[Python-Dev] Python-3.0, unicode, and os.environ

Ulrich Eckhardt eckhardt at satorlaser.com
Fri Dec 5 11:27:35 CET 2008

On Friday 05 December 2008, Guido van Rossum wrote:
> At the risk of bringing up something that was already rejected, let me
> propose something that follows the path taken in 3.0 for filenames,
> rather than doubling back:
> For os.environ, os.getenv() and os.putenv(), I think a similar
> approach as used for os.listdir() and os.getcwd() makes sense: let
> os.environ skip variables whose name or value is undecodable, and have
> a separate os.environb() which contains bytes; let os.getenv() and
> os.putenv() do the right thing when the arguments passed in are bytes.
> For sys.argv, because it's positional, you can't skip undecodable
> values, so I propose to use error=replace for the decoding; again, we
> can add sys.argvb that contains the raw bytes values. The various
> os.exec*() and os.spawn*() calls (as well as os.system(), os.popen()
> and the subprocess module) should all accept bytes as well as strings.
> On Windows, the bytes APIs should probably not exist.
> I predict that most developers can get away with not using the bytes
> APIs at all. The small minority that needs to be robust if not all
> filenames use the system encoding can use the bytes APIs.

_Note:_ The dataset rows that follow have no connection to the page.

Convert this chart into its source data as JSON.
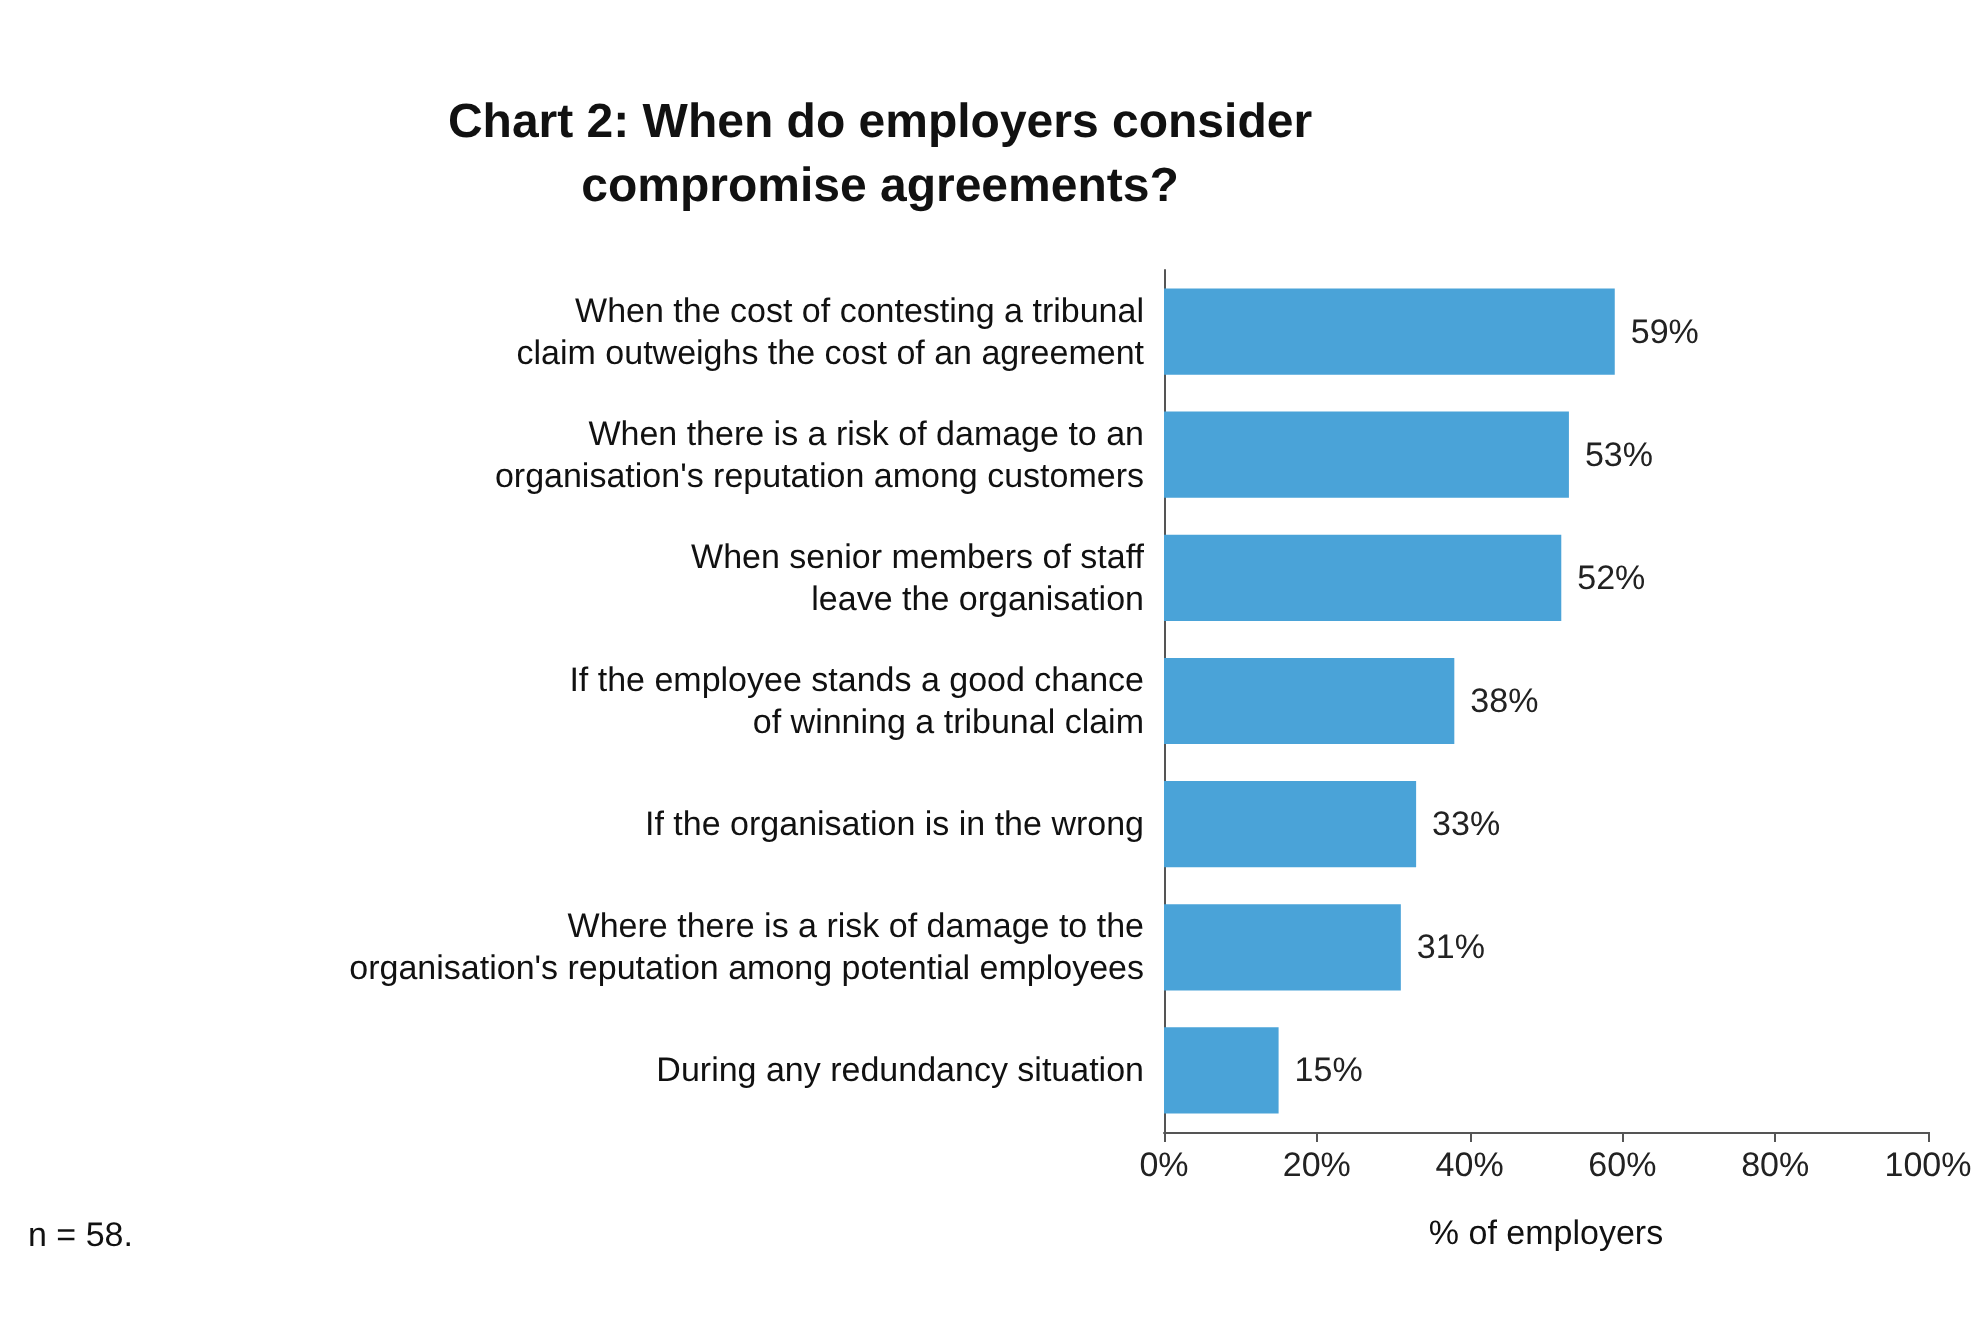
{
  "chart_data": {
    "type": "bar",
    "orientation": "horizontal",
    "title": "Chart 2: When do employers consider\ncompromise agreements?",
    "categories": [
      "When the cost of contesting a tribunal\nclaim outweighs the cost of an agreement",
      "When there is a risk of damage to an\norganisation's reputation among customers",
      "When senior members of staff\nleave the organisation",
      "If the employee stands a good chance\nof winning a tribunal claim",
      "If the organisation is in the wrong",
      "Where there is a risk of damage to the\norganisation's reputation among potential employees",
      "During any redundancy situation"
    ],
    "values": [
      59,
      53,
      52,
      38,
      33,
      31,
      15
    ],
    "value_labels": [
      "59%",
      "53%",
      "52%",
      "38%",
      "33%",
      "31%",
      "15%"
    ],
    "color": "#4aa3d8",
    "xlabel": "% of employers",
    "xlim": [
      0,
      100
    ],
    "xticks": [
      {
        "value": 0,
        "label": "0%"
      },
      {
        "value": 20,
        "label": "20%"
      },
      {
        "value": 40,
        "label": "40%"
      },
      {
        "value": 60,
        "label": "60%"
      },
      {
        "value": 80,
        "label": "80%"
      },
      {
        "value": 100,
        "label": "100%"
      }
    ],
    "annotations": [
      "n = 58."
    ],
    "grid": false
  }
}
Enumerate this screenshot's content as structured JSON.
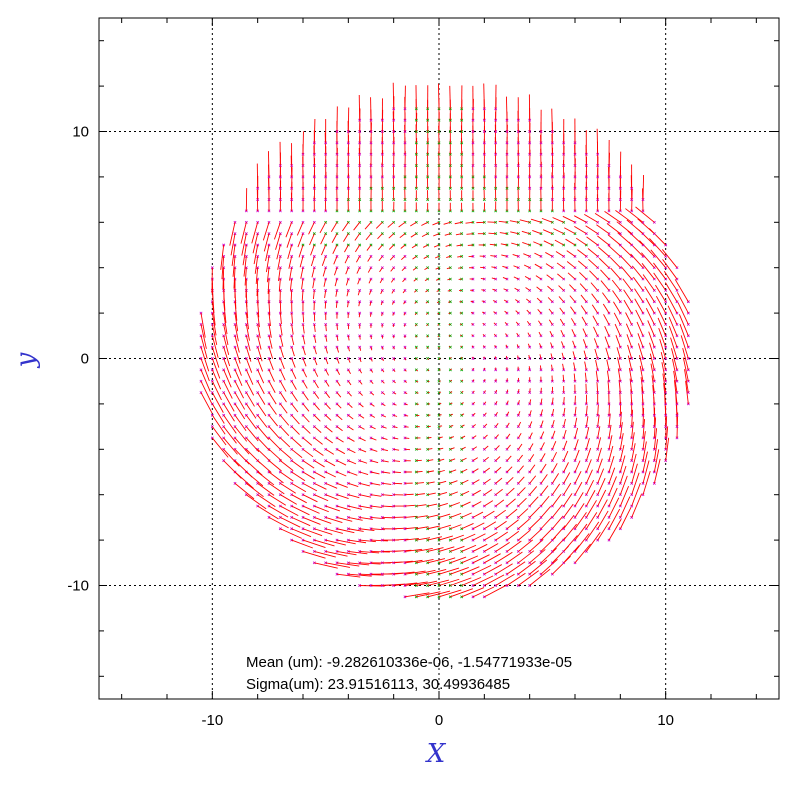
{
  "chart_data": {
    "type": "vector_field",
    "title": "",
    "xlabel": "X",
    "ylabel": "y",
    "xlim": [
      -15,
      15
    ],
    "ylim": [
      -15,
      15
    ],
    "xticks": [
      -10,
      0,
      10
    ],
    "yticks": [
      -10,
      0,
      10
    ],
    "grid": true,
    "grid_values": [
      -10,
      0,
      10
    ],
    "field": {
      "center": [
        0.3,
        0.3
      ],
      "radius": 11.0,
      "spacing": 0.5,
      "arrow_color": "#ff0000",
      "marker_color_inner": "#00aa00",
      "marker_color_outer": "#cc00cc"
    },
    "annotations": [
      "Mean (um): -9.282610336e-06, -1.54771933e-05",
      "Sigma(um): 23.91516113, 30.49936485"
    ],
    "colors": {
      "axis_title": "#3333cc",
      "grid": "#000000",
      "frame": "#000000"
    }
  }
}
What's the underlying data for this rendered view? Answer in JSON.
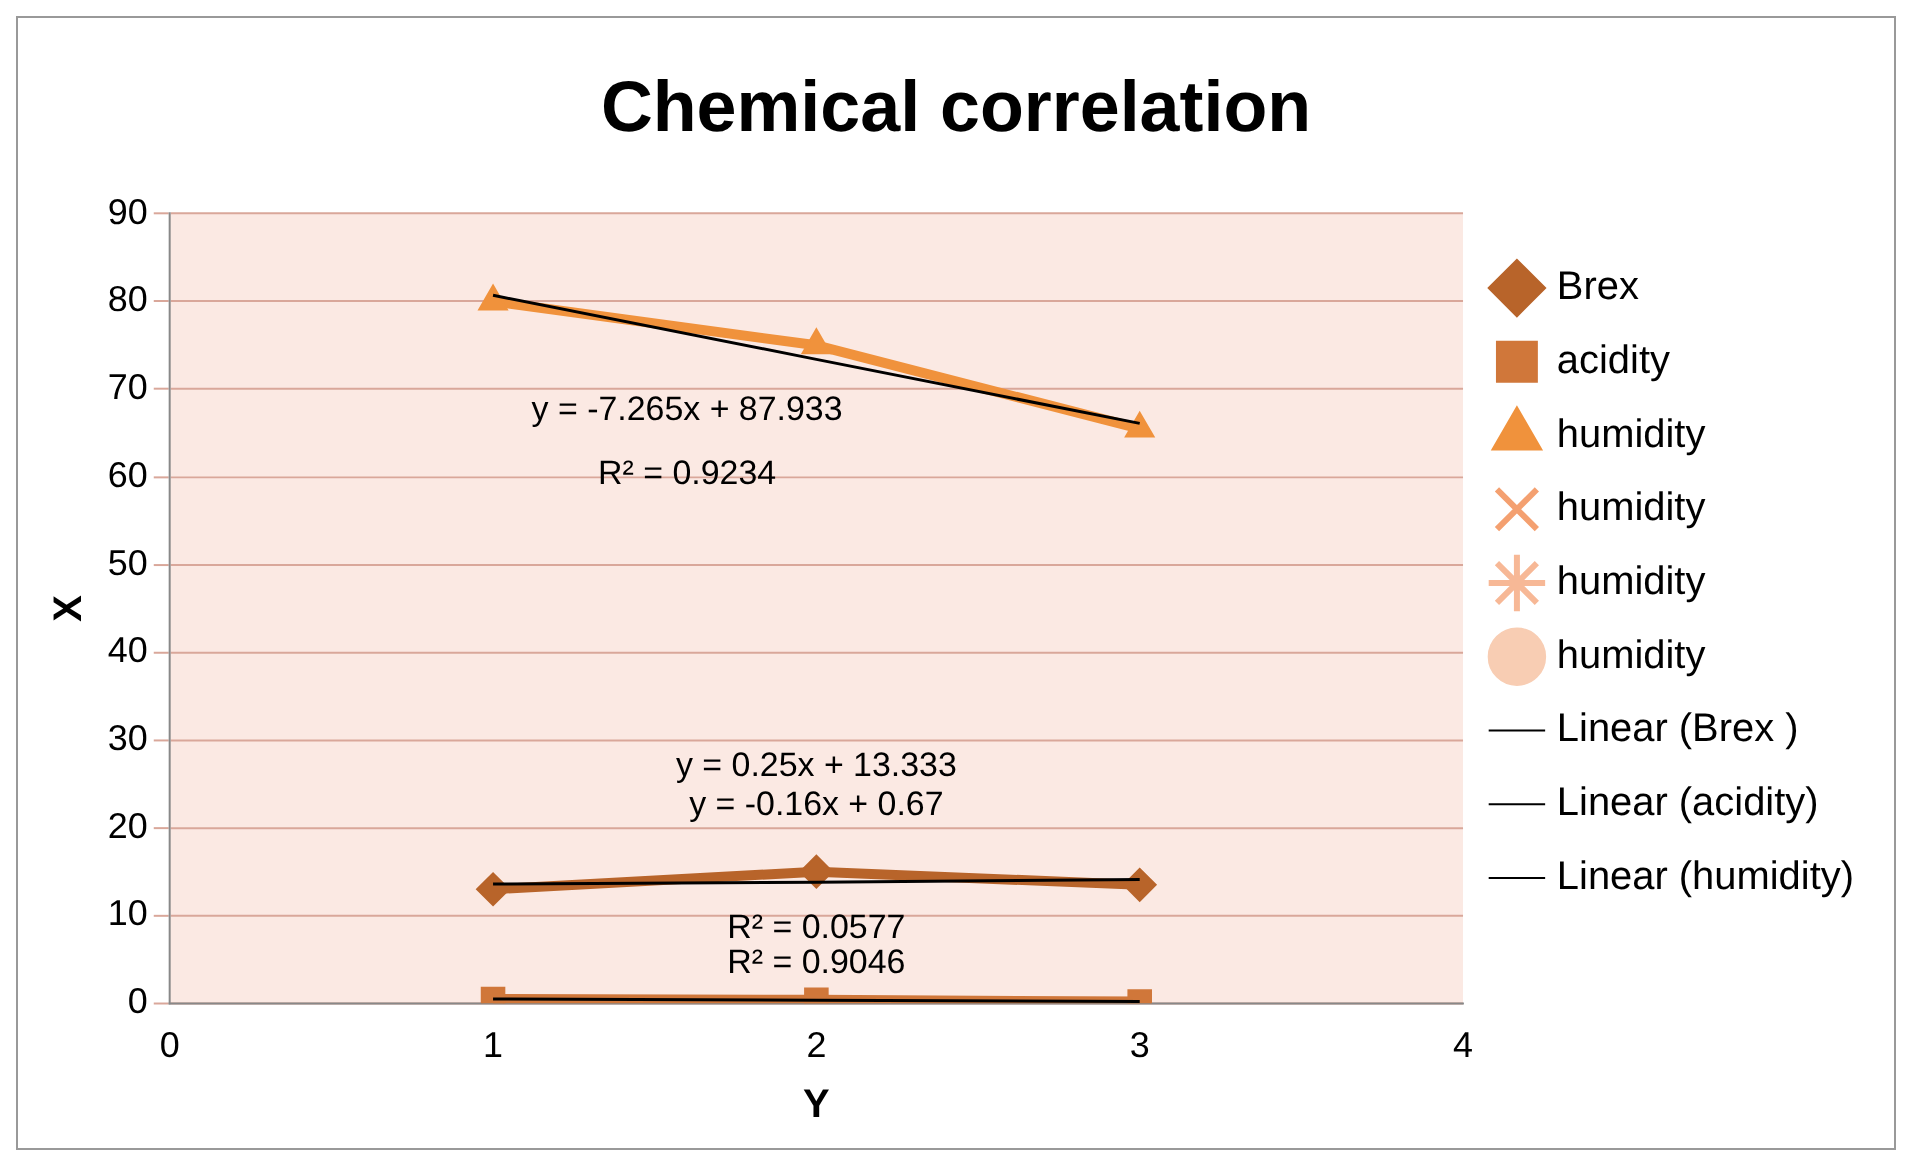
{
  "chart_data": {
    "type": "scatter",
    "title": "Chemical correlation",
    "xlabel": "Y",
    "ylabel": "X",
    "xlim": [
      0,
      4
    ],
    "xticks": [
      0,
      1,
      2,
      3,
      4
    ],
    "ylim": [
      0,
      90
    ],
    "yticks": [
      0,
      10,
      20,
      30,
      40,
      50,
      60,
      70,
      80,
      90
    ],
    "grid": "y",
    "legend": "right",
    "line_style": "solid",
    "x": [
      1,
      2,
      3
    ],
    "series": [
      {
        "name": "Brex",
        "type": "line",
        "color": "#b8642a",
        "marker": "diamond",
        "values": [
          13,
          15,
          13.5
        ]
      },
      {
        "name": "acidity",
        "type": "line",
        "color": "#d0773a",
        "marker": "square",
        "values": [
          0.5,
          0.4,
          0.2
        ]
      },
      {
        "name": "humidity",
        "type": "line",
        "color": "#f0923c",
        "marker": "triangle",
        "values": [
          80,
          75,
          65.5
        ]
      },
      {
        "name": "humidity",
        "type": "line",
        "color": "#f4a070",
        "marker": "cross",
        "values": [
          null,
          null,
          null
        ]
      },
      {
        "name": "humidity",
        "type": "line",
        "color": "#f7b896",
        "marker": "star",
        "values": [
          null,
          null,
          null
        ]
      },
      {
        "name": "humidity",
        "type": "line",
        "color": "#f8cdb3",
        "marker": "circle",
        "values": [
          null,
          null,
          null
        ]
      },
      {
        "name": "Linear (Brex )",
        "type": "line",
        "color": "#000000",
        "marker": "none",
        "values": [
          13.6,
          13.8,
          14.1
        ]
      },
      {
        "name": "Linear (acidity)",
        "type": "line",
        "color": "#000000",
        "marker": "none",
        "values": [
          0.5,
          0.35,
          0.2
        ]
      },
      {
        "name": "Linear (humidity)",
        "type": "line",
        "color": "#000000",
        "marker": "none",
        "values": [
          80.7,
          73.4,
          66.1
        ]
      }
    ],
    "annotations": [
      "y = -7.265x + 87.933",
      "R² = 0.9234",
      "y = 0.25x + 13.333",
      "y = -0.16x + 0.67",
      "R² = 0.0577",
      "R² = 0.9046"
    ]
  }
}
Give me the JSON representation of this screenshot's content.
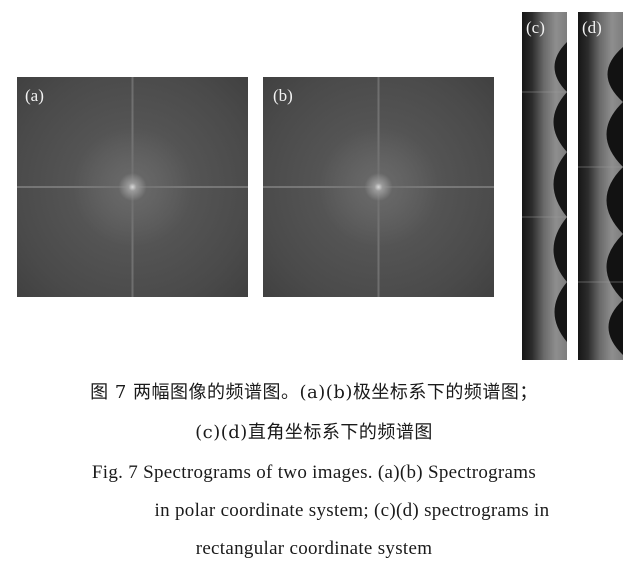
{
  "figure": {
    "panels": [
      {
        "id": "a",
        "label": "(a)"
      },
      {
        "id": "b",
        "label": "(b)"
      },
      {
        "id": "c",
        "label": "(c)"
      },
      {
        "id": "d",
        "label": "(d)"
      }
    ],
    "caption_cn": {
      "line1": "图 7   两幅图像的频谱图。(a)(b)极坐标系下的频谱图；",
      "line2": "(c)(d)直角坐标系下的频谱图"
    },
    "caption_en": {
      "line1": "Fig. 7  Spectrograms of two images. (a)(b) Spectrograms",
      "line2": "in polar coordinate system; (c)(d) spectrograms in",
      "line3": "rectangular coordinate system"
    }
  }
}
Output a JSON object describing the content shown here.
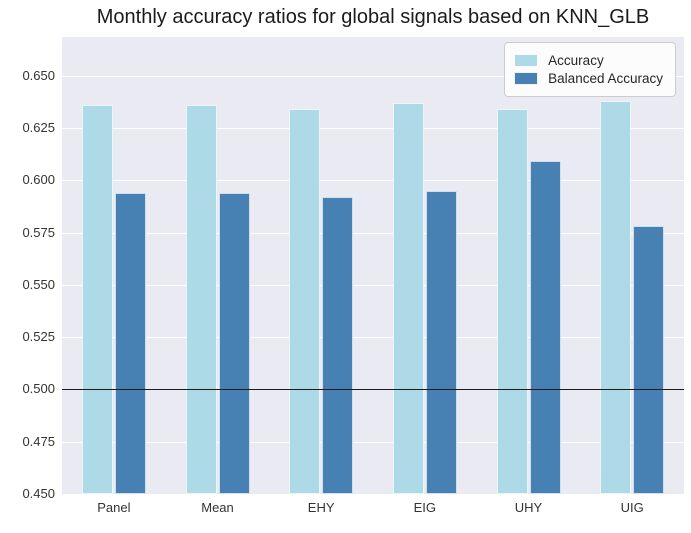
{
  "chart_data": {
    "type": "bar",
    "title": "Monthly accuracy ratios for global signals based on KNN_GLB",
    "xlabel": "",
    "ylabel": "",
    "categories": [
      "Panel",
      "Mean",
      "EHY",
      "EIG",
      "UHY",
      "UIG"
    ],
    "series": [
      {
        "name": "Accuracy",
        "color": "#aed9e6",
        "values": [
          0.636,
          0.636,
          0.634,
          0.637,
          0.634,
          0.638
        ]
      },
      {
        "name": "Balanced Accuracy",
        "color": "#4781b4",
        "values": [
          0.594,
          0.594,
          0.592,
          0.595,
          0.609,
          0.578
        ]
      }
    ],
    "ylim": [
      0.45,
      0.6685
    ],
    "yticks": [
      0.45,
      0.475,
      0.5,
      0.525,
      0.55,
      0.575,
      0.6,
      0.625,
      0.65
    ],
    "reference_line": {
      "y": 0.5,
      "color": "#1c1c1c"
    },
    "grid": true,
    "gridline_color": "#ffffff",
    "plot_background": "#eaeaf2",
    "legend_position": "upper right"
  }
}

I know some of those developers, you can contact them via 
python-dev at python.org. Seriously, what would you suggest to someone that 
wants to handle paths in a portable way? Using the Unicode variants of 
functions is fubar, because encoding/decoding is not universally possible. 
Using the byte variant is equally fubar, because e.g. on MS Windows it is not 
supported, except through a very lossy roundtrip through the locale's 
codepage, limiting your functionality.

I actually think it is about time to give up on trying to think about a path 
as a string. Dito for data received from os.environ or sys.argv. There are 
only very few things that are universal to them and a reliable encoding is 
none of them. Then, once you have let that idea go, meditate a bit over the 

What I propose is that paths must be treated as OS-specific, with the only 
common reliable operations being joining them, concatenating them and 
splitting them into segments divided by the (again, OS-specific) separator. 
Other operations, like e.g. appending a string or converting it to a string 
in order to display it can fail. And if they fail, they should fail noisily. 
In 99% of all cases, using the default encoding will work and do what people 
expect, which is why I would make this conversion automatic. In all other 
cases, it will at least not fail silently (which would lead to garbage and 
data loss) and allow more sophisticated applications to handle it.